Plus, IRA clean energy incentives should continue cutting the cost of wind- and solar-generated electricity, saving consumers more money. Heat pumps are three to five times more efficient than gas furnaces, and they run on more price-stable electricity rather than volatile natural gas. for the first time last year-even before new Inflation Reduction Act (IRA) incentives for heat pumps kicked in.
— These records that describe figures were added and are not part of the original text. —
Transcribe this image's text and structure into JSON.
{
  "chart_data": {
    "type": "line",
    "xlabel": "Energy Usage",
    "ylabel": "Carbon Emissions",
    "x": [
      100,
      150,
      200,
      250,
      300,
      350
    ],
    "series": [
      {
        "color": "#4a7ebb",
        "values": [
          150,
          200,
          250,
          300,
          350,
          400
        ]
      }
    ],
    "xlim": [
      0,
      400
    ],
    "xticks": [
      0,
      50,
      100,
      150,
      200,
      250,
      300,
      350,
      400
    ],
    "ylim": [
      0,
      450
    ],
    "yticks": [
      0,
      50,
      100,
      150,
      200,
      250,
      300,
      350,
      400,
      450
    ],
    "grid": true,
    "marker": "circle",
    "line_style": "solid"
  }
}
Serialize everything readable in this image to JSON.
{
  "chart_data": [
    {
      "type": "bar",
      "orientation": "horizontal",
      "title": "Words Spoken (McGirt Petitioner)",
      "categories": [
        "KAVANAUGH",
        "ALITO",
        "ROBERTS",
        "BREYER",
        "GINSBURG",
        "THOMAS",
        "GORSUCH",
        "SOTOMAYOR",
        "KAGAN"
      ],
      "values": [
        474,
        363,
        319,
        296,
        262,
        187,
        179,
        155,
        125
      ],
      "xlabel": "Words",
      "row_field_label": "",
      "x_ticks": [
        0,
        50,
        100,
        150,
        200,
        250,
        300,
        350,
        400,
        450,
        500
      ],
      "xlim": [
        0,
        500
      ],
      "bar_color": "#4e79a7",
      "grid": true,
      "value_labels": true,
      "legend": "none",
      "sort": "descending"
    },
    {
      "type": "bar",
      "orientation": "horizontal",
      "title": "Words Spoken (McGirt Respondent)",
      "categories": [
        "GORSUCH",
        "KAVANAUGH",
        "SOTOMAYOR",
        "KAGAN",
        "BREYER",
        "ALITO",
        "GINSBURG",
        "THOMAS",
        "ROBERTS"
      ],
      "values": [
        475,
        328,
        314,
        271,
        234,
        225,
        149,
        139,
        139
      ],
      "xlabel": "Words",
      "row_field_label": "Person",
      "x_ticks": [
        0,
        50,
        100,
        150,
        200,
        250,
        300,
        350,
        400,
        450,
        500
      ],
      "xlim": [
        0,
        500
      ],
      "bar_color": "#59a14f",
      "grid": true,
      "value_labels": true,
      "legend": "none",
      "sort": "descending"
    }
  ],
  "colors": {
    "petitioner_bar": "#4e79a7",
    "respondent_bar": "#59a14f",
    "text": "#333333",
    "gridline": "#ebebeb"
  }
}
Likewise, electric heat pump sales surpassed gas-powered furnaces in the U.S. BROWN/AFP via Getty Images) AFP via Getty Images US President Joe Biden's administration unveiled new proposed auto emissions rules, aiming to accelerate the electric vehicle transition with a target of two-thirds of the new US car market by 2032. Environmental Protection Agency rules and state policies could mean the vast majority of cars on the road will be electric within a couple decades – OPEC’s latest supply manipulations would hurt your wallet a lot less if you’re plugging in instead of filling up.Įelectric vehicles are charging at a charging station in Monterey Park, California, on April 12. new-car buyers could find an EV at the price and size they want, from their favored brand, by the end of this year.” The 5% threshold has precipitated mass EV adoption in the 18 other countries that have hit that sales level, and a recent JD Powers study found “about half of U.S. may have already surged past a key EV tipping point, passing 5% of new car sales en route to 8% of sales in 2022. Mason, an economist at John Jay College, City University of New York.ĮV sales are accelerating and car manufacturers are regularly debuting new models. “If you remove our reliance on fossil fuels you remove the biggest source of inflation in the economy,” says J.W. But that’s no longer the case- today, we have new technologies that let us get off the fossil fuel rollercoaster.
#Markx electric fuel pump drivers#
Most drivers had no affordable alternative to gas-powered cars and trucks, and despite utility bills fluctuating from one year to the next, consumers were still stuck with gas furnace, oil or propane heating. Until recently, consumers were stuck with fossil fuels – for better or worse. consumers sacrificed on essentials like food or medicine to pay energy bills in 2022. These surges mean hard tradeoffs for families- a third of U.S. Energy Information Administrationįor example, last winter natural gas prices rose an average of 27%, whereas electricity prices increased an average of 4%.